2- Last week, over 80% of the S&P 500’s stocks advanced, and 82 of them were up at least 5%. However, none of the biggest gainers were among the 20 largest holdings.
3- The Euro Stoxx 50 index is down over 1% today and still having trouble breaking out to new highs. Its own 14-Day RSI has been making lower highs for months now.
-SPX Weekly Moves
-S&P 500 Leaders
-Market Strength Indicator
-Euro Stoxx 50
The SPX comes into the first full week of earnings fresh off its third 2% weekly gain in the last five weeks. As detailed in yesterday’s PostScript report, while this has been a strong run, the individual weekly advances haven’t come close to the huge weekly spikes we saw in 2022.
Here’s that chart again.
In 2022, there were 19 weekly absolute moves of at least +/-3% (9 up, 10 down). In 2023, there have been two (one up, one down – both in March).
It’s not a coincidence that 2022 resulted in a downtrend and 2023, an uptrend – through the middle of July.
We already know that relatively small moves have been a major theme from a daily point of view in 2023 (and especially since April), and it’s been clear from this longer-term perspective, too.
That’s all fine and good, but how much longer can a tranquil environment like this persist? It’s a market of stocks, after all, and the underlying components’ aggregate movement will continue to dictate the action.

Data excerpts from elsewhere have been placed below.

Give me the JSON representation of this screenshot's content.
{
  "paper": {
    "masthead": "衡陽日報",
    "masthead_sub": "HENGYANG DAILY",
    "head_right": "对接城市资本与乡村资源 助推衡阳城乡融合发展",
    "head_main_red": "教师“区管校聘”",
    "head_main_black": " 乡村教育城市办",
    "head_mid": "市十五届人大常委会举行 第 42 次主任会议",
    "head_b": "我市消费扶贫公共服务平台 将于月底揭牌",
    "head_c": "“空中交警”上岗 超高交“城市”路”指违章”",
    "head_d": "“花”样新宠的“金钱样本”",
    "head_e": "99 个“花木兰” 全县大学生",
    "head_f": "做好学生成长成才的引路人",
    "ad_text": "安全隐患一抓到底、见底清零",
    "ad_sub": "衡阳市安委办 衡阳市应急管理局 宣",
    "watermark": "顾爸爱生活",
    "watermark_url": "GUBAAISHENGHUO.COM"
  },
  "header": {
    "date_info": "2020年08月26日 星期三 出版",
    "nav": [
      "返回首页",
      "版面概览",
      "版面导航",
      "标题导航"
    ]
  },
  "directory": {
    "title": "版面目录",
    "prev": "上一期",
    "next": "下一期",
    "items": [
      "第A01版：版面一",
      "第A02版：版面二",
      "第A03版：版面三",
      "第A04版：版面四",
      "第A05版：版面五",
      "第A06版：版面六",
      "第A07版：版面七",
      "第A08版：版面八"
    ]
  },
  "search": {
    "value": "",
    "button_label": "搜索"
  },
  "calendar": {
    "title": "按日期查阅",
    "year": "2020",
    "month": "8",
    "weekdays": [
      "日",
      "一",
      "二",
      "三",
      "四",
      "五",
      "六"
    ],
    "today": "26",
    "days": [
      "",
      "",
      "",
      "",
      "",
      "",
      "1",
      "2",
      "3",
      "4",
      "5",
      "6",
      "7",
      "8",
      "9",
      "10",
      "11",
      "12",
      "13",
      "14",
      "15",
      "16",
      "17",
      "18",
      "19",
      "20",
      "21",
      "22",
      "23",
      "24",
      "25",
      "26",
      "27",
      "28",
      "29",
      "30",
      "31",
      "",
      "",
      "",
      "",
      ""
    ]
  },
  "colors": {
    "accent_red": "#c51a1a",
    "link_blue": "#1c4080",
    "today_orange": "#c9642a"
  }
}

Last week, over 80% of the S&P 500’s stocks advanced, and 82 of them were up at least 5%. However, none of the biggest gainers were among the 20 largest holdings.
In other words, the revolving rotation continues to keep things under control from an index perspective.
In particular, the SPX remains above three uptrend lines, including the one that commenced in mid-May.
Updating the pattern work, the index got closer to achieving its 4,540-target near Friday’s highs (4,527).
It remains above the most recent cup/handle breakout, as well (target 4,590).
Market Strength Indicator
Last week’s gain pulled the SPX’s Market Strength Indicator back near its extreme, with both the Williams %R and 14-Day RSI indicators now overbought again.
Like most indicators now, though, this hasn’t resulted in s tradeable sell-signal. We talked about the MACD last week in this regard – the last four “sell signals” (all since April) only have resulted in whipsaws – where the prior five nailed major tops going back to the beginning of 2022.
Simply stated, in uptrends, the term “overbought” isn’t a bad word. Looking at the 14-Day RSI specifically, seeing the SPX oscillate between overbought territory and the mid-point of its range recently has been the epitome of a strong market.
We know this can’t continue into perpetuity, but we need to both recognize it and respect it for as long as it persists.
The CNN Business Fear & Greed Index also has remained at, or near, the Extreme Greed zone for multiple weeks – again, this can’t persist forever either.
But the one trend we’ve noted over the last few months is that the sentiment gauge has been making higher lows on pullbacks, like the SPX. This is something we all should be monitoring going forward.
Euro Stoxx 50
We know things can turn on a dime, thus, it’s worth keeping an eye out for potential divergences. The Euro Stoxx 50 index is down over 1% today and still having trouble breaking out to new highs. Its own 14-Day RSI has been making lower highs for months now.
With so many foreign markets doing well last week thanks to the tumbling dollar, this remains an important one to keep on our radar screens.
Continued weakness eventually could negatively affect the US.